Diane March, who helped the Harris’ lay the Unitarian labyrinth, reports that “the labyrinth is a place for quiet introspection, self-exploration or celebration. Some visitors come to mourn a loss, grieve a failed relationship, give thanks for blessings, or be still and listen to the bird chirping in the nearby trees.”

The labyrinth is an especially valuable tool for people who are used to being in motion. Walking a labyrinth is unlike sitting meditation, which can serve to increase restlessness and distraction in people whose lives are fast paced. “The labyrinth allows for people to move, stopping anywhere on the path, but especially when they arrive at the center,” says author Artress. For many, the walk into the center serves to calm them, allowing them to sit or stand there quietly before beginning the trek back to the entrance.

There are no rules for walking a labyrinth. In fact, one can dance, crawl, skip, or walk along the path, pondering anything or nothing. Artress and many others describe three parts to the labyrinth walk, a framework that can be helpful to those who choose to use it:

1. The walk from the entrance of the labyrinth to the center represents a time of release, emptying or shedding of those things that are obstacles to growth and to our communication with our Higher Power. It is a time to quiet the mind.
2. Once in the center, one is inclined to stand or sit quietly contemplating and discovering insights into their lives and concerns. The center is a place of meditation.
3. As one begins to retrace the steps back out to the edge of the labyrinth, one can use this as a time to integrate, to become more authentic, to resolve, or to become empowered.

In the last few years, interest in labyrinth walks has surged, which Artress attributes to the labyrinth being an ancient archetype, a master pattern that resonates within all human beings. “The circle, which is the most common shape of the modern day labyrinths, is a symbol of wholeness or unity,” she explains. “When people walk into the labyrinth they begin to see their whole life.”

The revival of labyrinths is evidenced by the number built in recent years. Hospitals, including the California Pacific Medical Center, are now putting in permanent labyrinths as a tool for cancer patients and others to walk. A stone labyrinth planned for Littleton, Colo. will serve as a meditation garden dedicated to the students, faculty and families of Columbine High School, as well being dedicated to peace in the world community.

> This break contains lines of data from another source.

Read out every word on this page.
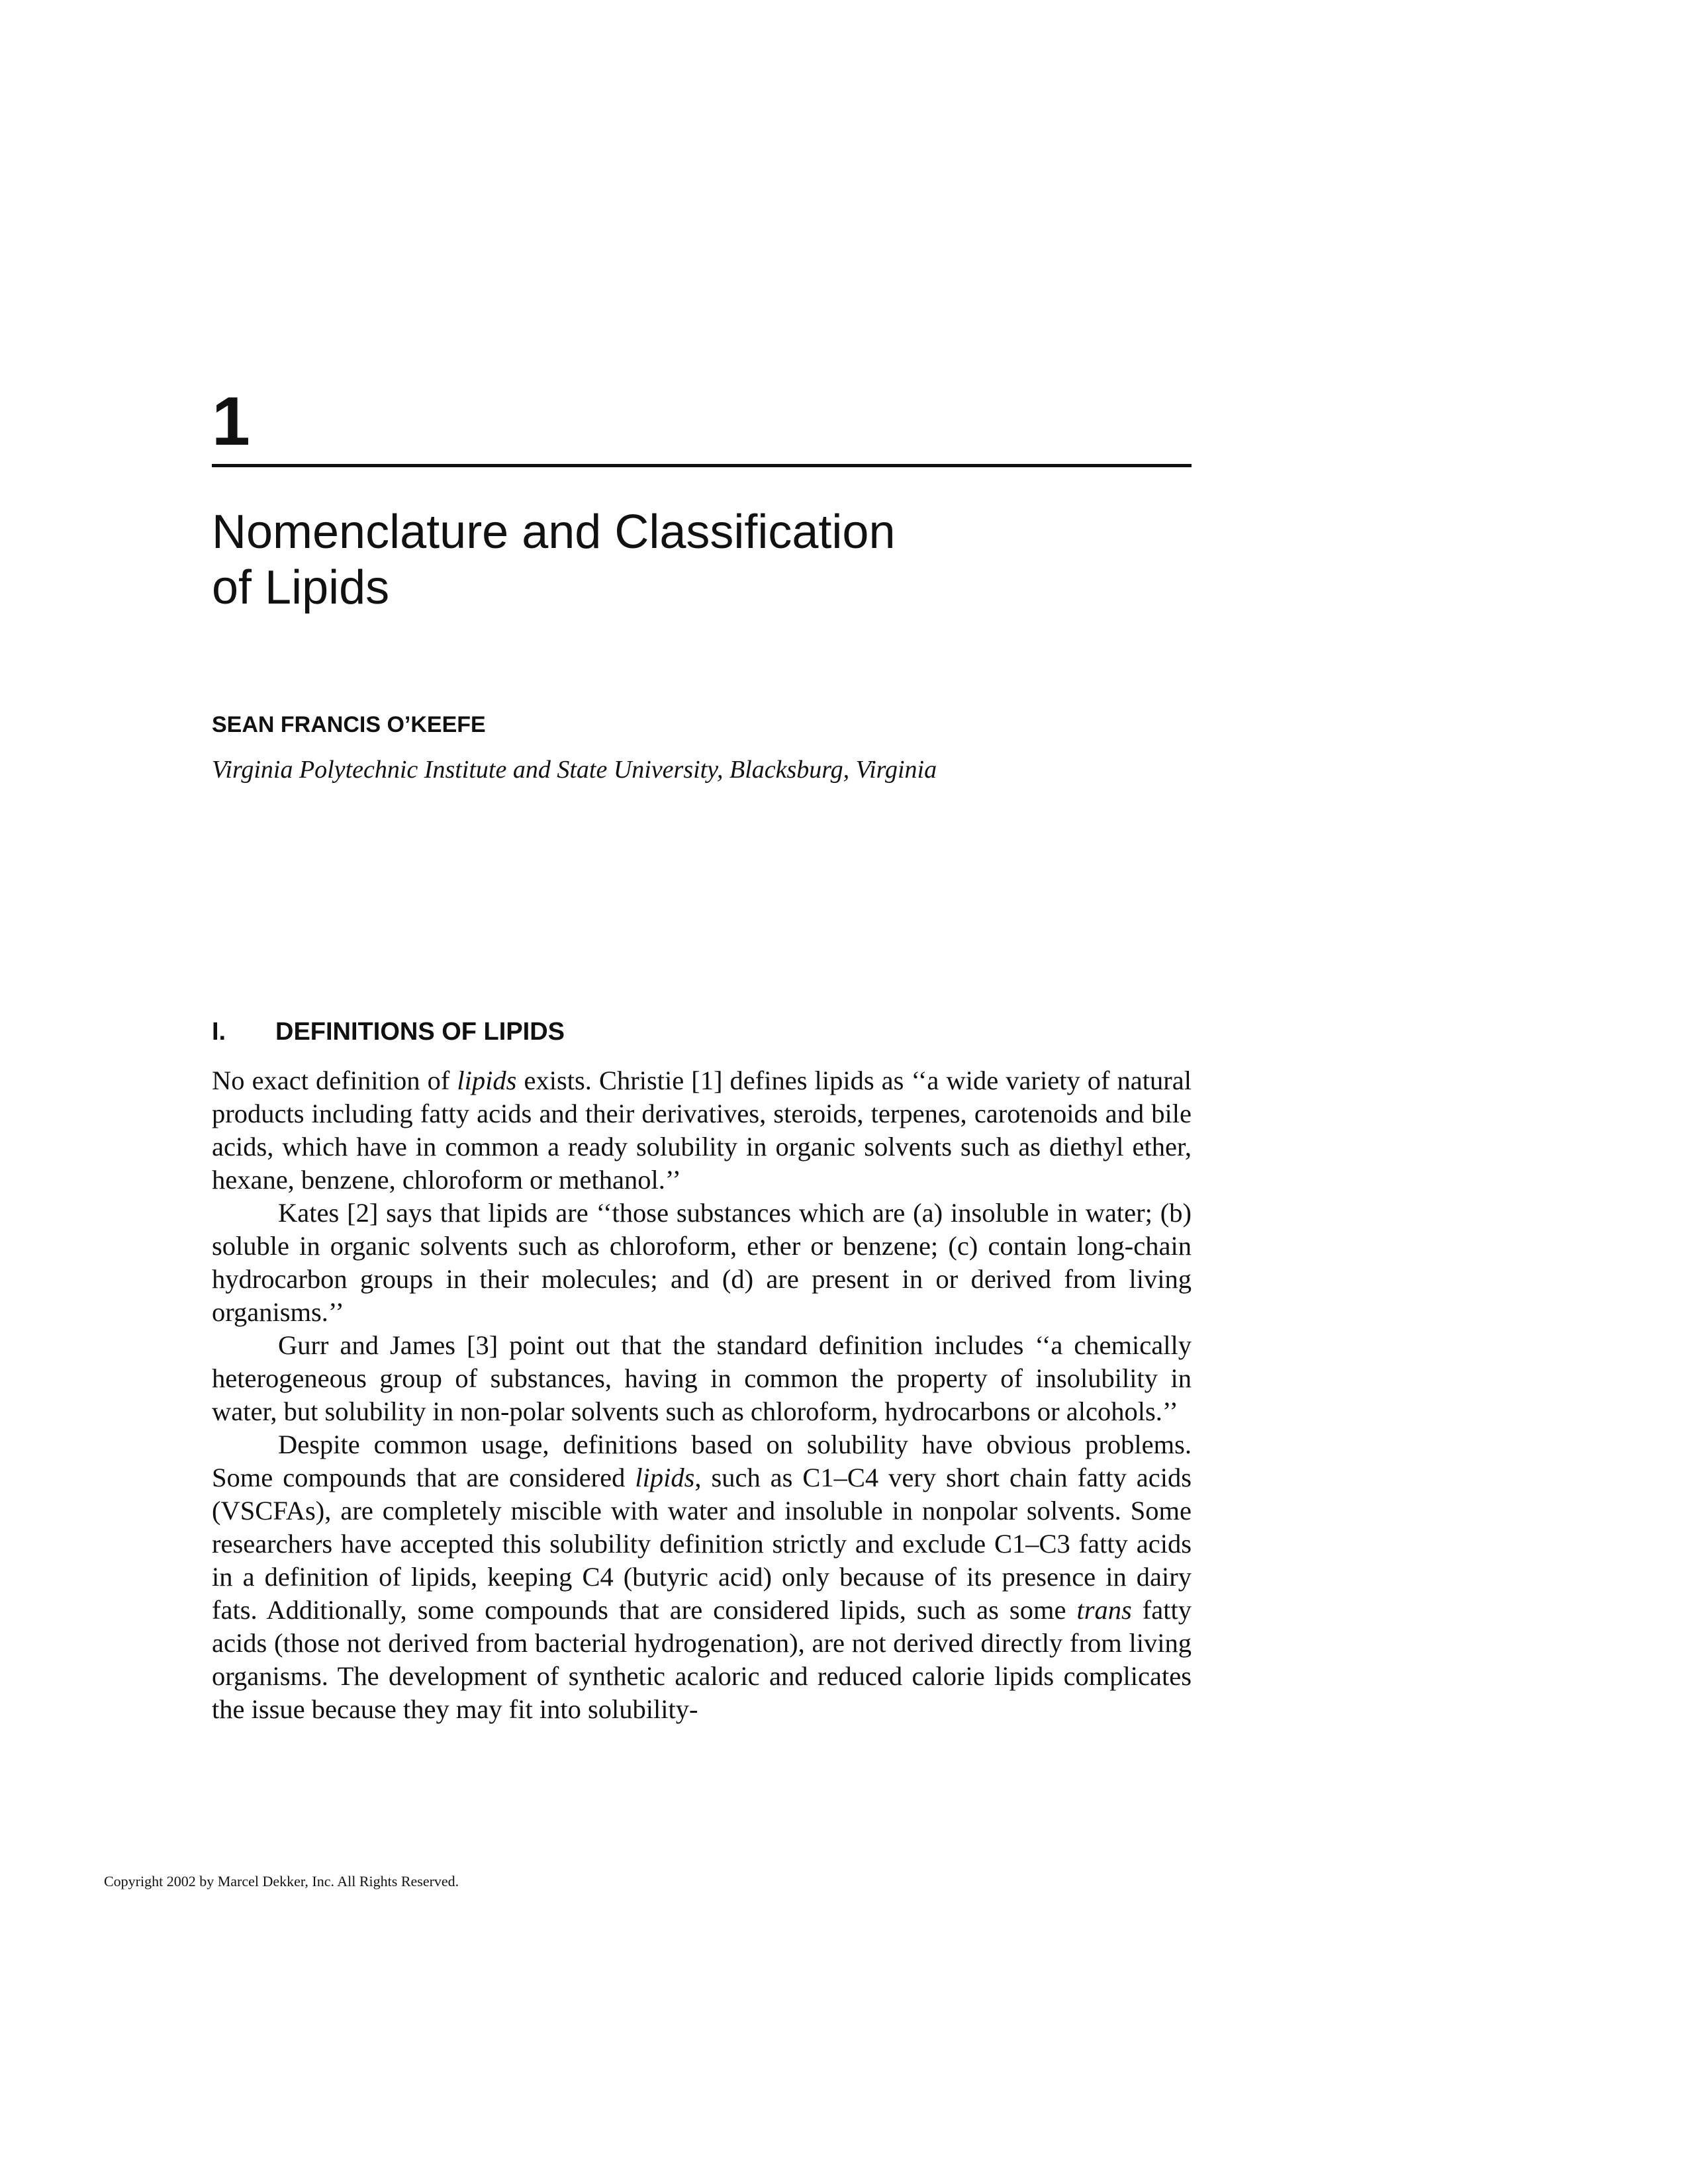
1
Nomenclature and Classification
of Lipids
SEAN FRANCIS O’KEEFE
Virginia Polytechnic Institute and State University, Blacksburg, Virginia
I. DEFINITIONS OF LIPIDS

No exact definition of lipids exists. Christie [1] defines lipids as ‘‘a wide variety of natural products including fatty acids and their derivatives, steroids, terpenes, carotenoids and bile acids, which have in common a ready solubility in organic solvents such as diethyl ether, hexane, benzene, chloroform or methanol.’’

Kates [2] says that lipids are ‘‘those substances which are (a) insoluble in water; (b) soluble in organic solvents such as chloroform, ether or benzene; (c) contain long-chain hydrocarbon groups in their molecules; and (d) are present in or derived from living organisms.’’

Gurr and James [3] point out that the standard definition includes ‘‘a chemically heterogeneous group of substances, having in common the property of insolubility in water, but solubility in non-polar solvents such as chloroform, hydrocarbons or alcohols.’’

Despite common usage, definitions based on solubility have obvious problems. Some compounds that are considered lipids, such as C1–C4 very short chain fatty acids (VSCFAs), are completely miscible with water and insoluble in nonpolar solvents. Some researchers have accepted this solubility definition strictly and exclude C1–C3 fatty acids in a definition of lipids, keeping C4 (butyric acid) only because of its presence in dairy fats. Additionally, some compounds that are considered lipids, such as some trans fatty acids (those not derived from bacterial hydrogenation), are not derived directly from living organisms. The development of synthetic acaloric and reduced calorie lipids complicates the issue because they may fit into solubility-

Copyright 2002 by Marcel Dekker, Inc. All Rights Reserved.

Helen Post Curry, president of The Labyrinth Society, has been taking a canvas labyrinth into the Federal Correctional Institution at Danbury, Conn. once a month for over two years. She reports that the women inmates tell her that this walk and the time surrounding it is the only experience of silence they have during the entire month. Curry also uses the labyrinth for wedding ceremonies, where the betrothed walk into the center separately, pronounce their vows, and walk the path out as a couple, symbolizing their walk through life together.

Increasingly, labyrinths are being used with youth groups, assisting children and adolescents in gaining insight into their own feelings and identity, calming them down, and helping them to share their pain and joy with others. Some labyrinths have been constructed in public parks, on private properties and on college campuses. They are built of stone, mowed into grass, painted on canvas, and even laid out with construction flags or ropes. Perhaps someday we will see them in malls and airports providing people who are rushing and hurrying an opportunity to pause and reflect on their own journey through life, hopefully assisting them in finding the peace for which we all hunger.